After a first-year CEE class project on sidewalk repair cost estimates inspired Brandon Yates to launch DeepWalk Research, a startup focused on automating civil engineering inspections, Yates and his partner Anshuh Shah have found themselves on the 2025 Forbes 30 under 30 list.
DeepWalk tackles a challenge Yates learned about when he was introduced to the Americans with Disabilities Act (ADA) during that freshman class in 2019: the sheer volume of sidewalk assessments that every municipality is required to perform in order to identify where their sidewalks are inaccessible to people with disabilities. These assessments must include curb ramp inspections, which can take an engineer up to 15 minutes each to perform.
According to Yates, who reached out to over 100 city engineers, ADA coordinators and consultants for input, the project is an enormous – and expensive – challenge for many cities. Not only do these inspections require a significant investment of time and personnel – New York City alone has over 200,000 ramps, Seattle has over 40,000 ramps and even Champaign has over 13,000 ramps – but failure to meet ADA requirements can cost cities hundreds of millions of dollars in legal settlements. In the case of Los Angeles and New York, each city’s legal obligation exceeds $1 billion.
With this challenge still in mind at the conclusion of his class, Yates recruited a friend in the department of Electrical and Computer Engineering (ECE), Shah, and they began to train a machine-learning model to identify sidewalk panels.
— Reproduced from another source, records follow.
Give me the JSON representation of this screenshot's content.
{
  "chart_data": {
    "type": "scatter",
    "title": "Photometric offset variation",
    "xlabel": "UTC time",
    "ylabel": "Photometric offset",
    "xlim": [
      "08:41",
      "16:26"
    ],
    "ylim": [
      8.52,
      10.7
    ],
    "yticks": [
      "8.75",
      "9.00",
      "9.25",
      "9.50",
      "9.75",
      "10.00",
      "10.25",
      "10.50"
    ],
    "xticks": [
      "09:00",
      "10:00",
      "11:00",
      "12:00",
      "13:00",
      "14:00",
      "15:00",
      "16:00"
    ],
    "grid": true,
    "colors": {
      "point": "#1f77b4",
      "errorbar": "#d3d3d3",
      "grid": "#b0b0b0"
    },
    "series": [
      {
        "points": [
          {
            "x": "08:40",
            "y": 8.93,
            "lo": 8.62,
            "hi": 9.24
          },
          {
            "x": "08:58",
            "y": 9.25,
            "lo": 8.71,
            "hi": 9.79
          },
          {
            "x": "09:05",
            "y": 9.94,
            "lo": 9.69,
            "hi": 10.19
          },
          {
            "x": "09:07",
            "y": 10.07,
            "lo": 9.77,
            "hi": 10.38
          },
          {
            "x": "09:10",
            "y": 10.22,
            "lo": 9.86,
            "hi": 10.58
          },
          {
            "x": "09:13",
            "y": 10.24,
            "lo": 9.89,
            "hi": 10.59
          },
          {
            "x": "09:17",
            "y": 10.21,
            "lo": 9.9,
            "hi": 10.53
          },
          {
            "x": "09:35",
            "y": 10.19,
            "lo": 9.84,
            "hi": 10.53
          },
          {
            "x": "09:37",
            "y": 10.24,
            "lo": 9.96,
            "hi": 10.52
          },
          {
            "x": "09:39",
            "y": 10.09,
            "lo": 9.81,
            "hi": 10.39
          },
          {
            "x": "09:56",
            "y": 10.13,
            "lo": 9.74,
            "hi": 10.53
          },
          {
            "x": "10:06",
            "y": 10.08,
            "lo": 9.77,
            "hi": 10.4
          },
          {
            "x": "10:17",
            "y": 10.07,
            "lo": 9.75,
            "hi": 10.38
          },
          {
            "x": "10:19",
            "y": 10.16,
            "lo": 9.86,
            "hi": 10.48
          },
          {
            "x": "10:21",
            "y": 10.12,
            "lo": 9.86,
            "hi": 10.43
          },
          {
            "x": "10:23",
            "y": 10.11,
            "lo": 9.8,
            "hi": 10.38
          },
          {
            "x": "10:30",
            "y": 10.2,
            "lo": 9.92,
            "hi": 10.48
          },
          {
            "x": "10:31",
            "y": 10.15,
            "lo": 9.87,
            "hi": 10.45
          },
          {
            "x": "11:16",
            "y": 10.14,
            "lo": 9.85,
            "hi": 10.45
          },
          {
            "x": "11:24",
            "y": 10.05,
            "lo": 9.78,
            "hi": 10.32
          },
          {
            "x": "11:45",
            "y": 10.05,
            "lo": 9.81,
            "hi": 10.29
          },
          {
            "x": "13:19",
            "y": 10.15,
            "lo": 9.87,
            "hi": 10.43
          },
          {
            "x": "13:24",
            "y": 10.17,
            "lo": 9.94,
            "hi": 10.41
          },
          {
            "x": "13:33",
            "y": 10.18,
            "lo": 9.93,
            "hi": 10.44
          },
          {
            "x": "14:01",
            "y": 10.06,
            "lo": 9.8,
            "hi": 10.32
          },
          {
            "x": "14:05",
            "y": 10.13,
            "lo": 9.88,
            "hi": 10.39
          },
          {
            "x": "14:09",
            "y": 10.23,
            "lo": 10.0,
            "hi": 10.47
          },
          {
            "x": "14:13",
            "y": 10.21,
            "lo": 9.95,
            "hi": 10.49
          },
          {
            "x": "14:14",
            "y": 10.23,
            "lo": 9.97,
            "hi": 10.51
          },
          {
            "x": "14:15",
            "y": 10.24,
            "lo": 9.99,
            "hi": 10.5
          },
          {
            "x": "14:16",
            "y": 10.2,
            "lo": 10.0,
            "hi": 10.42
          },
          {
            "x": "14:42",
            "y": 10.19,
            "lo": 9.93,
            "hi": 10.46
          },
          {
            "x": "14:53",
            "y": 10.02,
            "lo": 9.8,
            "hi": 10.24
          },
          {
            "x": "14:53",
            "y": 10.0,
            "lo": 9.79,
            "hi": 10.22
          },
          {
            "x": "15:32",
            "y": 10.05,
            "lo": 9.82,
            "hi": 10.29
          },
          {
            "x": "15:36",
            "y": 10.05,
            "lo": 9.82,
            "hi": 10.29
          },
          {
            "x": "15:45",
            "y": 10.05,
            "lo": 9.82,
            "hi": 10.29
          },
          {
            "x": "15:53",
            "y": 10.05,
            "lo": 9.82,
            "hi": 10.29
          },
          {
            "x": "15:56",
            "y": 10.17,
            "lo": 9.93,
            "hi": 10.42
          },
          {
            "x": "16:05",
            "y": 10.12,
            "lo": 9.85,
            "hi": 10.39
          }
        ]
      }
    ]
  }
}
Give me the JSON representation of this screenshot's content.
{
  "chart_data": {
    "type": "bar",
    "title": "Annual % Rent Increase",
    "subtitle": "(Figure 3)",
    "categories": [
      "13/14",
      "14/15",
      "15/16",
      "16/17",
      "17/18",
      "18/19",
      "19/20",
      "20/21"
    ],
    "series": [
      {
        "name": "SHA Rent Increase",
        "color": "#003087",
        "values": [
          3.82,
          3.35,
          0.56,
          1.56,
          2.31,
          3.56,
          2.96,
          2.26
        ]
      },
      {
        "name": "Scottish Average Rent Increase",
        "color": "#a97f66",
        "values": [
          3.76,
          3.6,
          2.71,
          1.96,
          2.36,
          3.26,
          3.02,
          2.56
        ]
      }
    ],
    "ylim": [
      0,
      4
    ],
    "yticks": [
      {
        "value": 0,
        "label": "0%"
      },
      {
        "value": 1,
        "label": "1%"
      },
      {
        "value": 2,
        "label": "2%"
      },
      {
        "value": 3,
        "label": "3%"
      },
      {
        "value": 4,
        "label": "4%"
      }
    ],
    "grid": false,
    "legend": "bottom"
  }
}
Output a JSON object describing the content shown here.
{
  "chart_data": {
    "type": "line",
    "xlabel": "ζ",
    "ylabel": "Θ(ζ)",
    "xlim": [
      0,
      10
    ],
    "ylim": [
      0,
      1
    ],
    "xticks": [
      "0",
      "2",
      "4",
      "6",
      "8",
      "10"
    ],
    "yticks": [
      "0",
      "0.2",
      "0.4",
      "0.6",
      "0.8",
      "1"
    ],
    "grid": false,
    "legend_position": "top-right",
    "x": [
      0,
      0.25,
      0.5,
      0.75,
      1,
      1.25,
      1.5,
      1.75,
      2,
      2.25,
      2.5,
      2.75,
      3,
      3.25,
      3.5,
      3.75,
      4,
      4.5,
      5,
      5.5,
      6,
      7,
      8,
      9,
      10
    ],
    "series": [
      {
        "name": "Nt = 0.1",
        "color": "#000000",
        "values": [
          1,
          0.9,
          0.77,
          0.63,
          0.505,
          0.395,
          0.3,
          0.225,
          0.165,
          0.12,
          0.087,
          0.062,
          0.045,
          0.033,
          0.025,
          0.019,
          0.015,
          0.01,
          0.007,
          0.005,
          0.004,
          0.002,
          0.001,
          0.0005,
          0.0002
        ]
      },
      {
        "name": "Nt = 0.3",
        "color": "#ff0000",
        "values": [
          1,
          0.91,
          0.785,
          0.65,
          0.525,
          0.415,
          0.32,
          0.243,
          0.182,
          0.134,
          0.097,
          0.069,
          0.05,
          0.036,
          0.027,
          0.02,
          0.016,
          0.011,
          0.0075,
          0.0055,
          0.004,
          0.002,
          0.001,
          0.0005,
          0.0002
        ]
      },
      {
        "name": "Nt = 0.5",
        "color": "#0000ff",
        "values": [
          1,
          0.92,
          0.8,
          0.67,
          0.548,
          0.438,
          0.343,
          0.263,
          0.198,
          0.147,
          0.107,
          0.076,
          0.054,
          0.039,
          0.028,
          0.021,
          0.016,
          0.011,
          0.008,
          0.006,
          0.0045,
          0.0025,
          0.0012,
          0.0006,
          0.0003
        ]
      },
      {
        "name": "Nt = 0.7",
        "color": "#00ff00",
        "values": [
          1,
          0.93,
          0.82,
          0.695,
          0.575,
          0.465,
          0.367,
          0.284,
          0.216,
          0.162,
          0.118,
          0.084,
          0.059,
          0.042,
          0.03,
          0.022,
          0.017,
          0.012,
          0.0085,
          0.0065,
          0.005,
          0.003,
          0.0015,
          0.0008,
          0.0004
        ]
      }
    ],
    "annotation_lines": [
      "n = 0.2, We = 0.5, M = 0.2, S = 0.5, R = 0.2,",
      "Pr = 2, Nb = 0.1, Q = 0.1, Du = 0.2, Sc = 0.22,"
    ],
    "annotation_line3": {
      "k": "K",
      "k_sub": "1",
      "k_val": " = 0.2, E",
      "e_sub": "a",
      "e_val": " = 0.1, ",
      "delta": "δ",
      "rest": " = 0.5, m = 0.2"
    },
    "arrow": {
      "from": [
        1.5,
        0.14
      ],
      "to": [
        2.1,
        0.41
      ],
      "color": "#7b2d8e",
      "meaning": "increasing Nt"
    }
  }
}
Their efforts would eventually lead to development of DeepWalk, a mobile application that is able to turn a 30-second video of a curb ramp into a 3D model, check if it meets ADA requirements and automatically fill out an inspection report.
“I don’t think a start-up like this could have happened anywhere else. DeepWalk is a product of the engineering and innovation culture here.”
“With the DeepWalk app, a single intern will be able to perform over 200 inspections a day,” Yates said. “This allows municipalities to take a strong first step in avoiding or meeting the requirements of these lawsuits.”
Over the next three years as they developed their app, Yates and his partners – Shah, plus two students from the departments of Computer Science and Physics – took advantage of the entrepreneurial resources available to students at the University of Illinois, including the Technology Entrepreneur Center’s COZAD start-up competition and iVenture Accelerator.
As of Yates's graduation in May 2021, they had raised $71,000 through these types of student startup programs and competitions.
“The University of Illinois has an extremely strong entrepreneurial ecosystem,” Yates said. “It has world-class computer science and civil engineering programs, a history of groundbreaking research, and a huge amount of resources devoted to supporting entrepreneurship. The fact that we as an undergraduate-led startup company raised over $70,000 in funding without leaving campus speaks for itself.”
Yates also benefited from generous informal mentorship from faculty and alumni. Professor Jeffery R. Roesler, who leads the project-based course for first year students, not only introduced Yates to a Ph.D. student who served as an early technical adviser for the DeepWalk team, but also connected him to his wider civil engineering network including industry professionals – people they would not normally be able to talk to, Yates said.
“I don’t think I would have gotten introduced to any of this stuff if I wasn’t at the University of Illinois,” he said. “I don’t think a start-up like this could have happened anywhere else. DeepWalk is a product of the engineering and innovation culture here.”
Forbes applauded Yates and Shah's work in transportation and mobility, and the growth of the DeepWalk platform, which has now raised $2 million. According to DeepWalk's website, over 70 municipalities nationwide currently use the software for ADA compliance.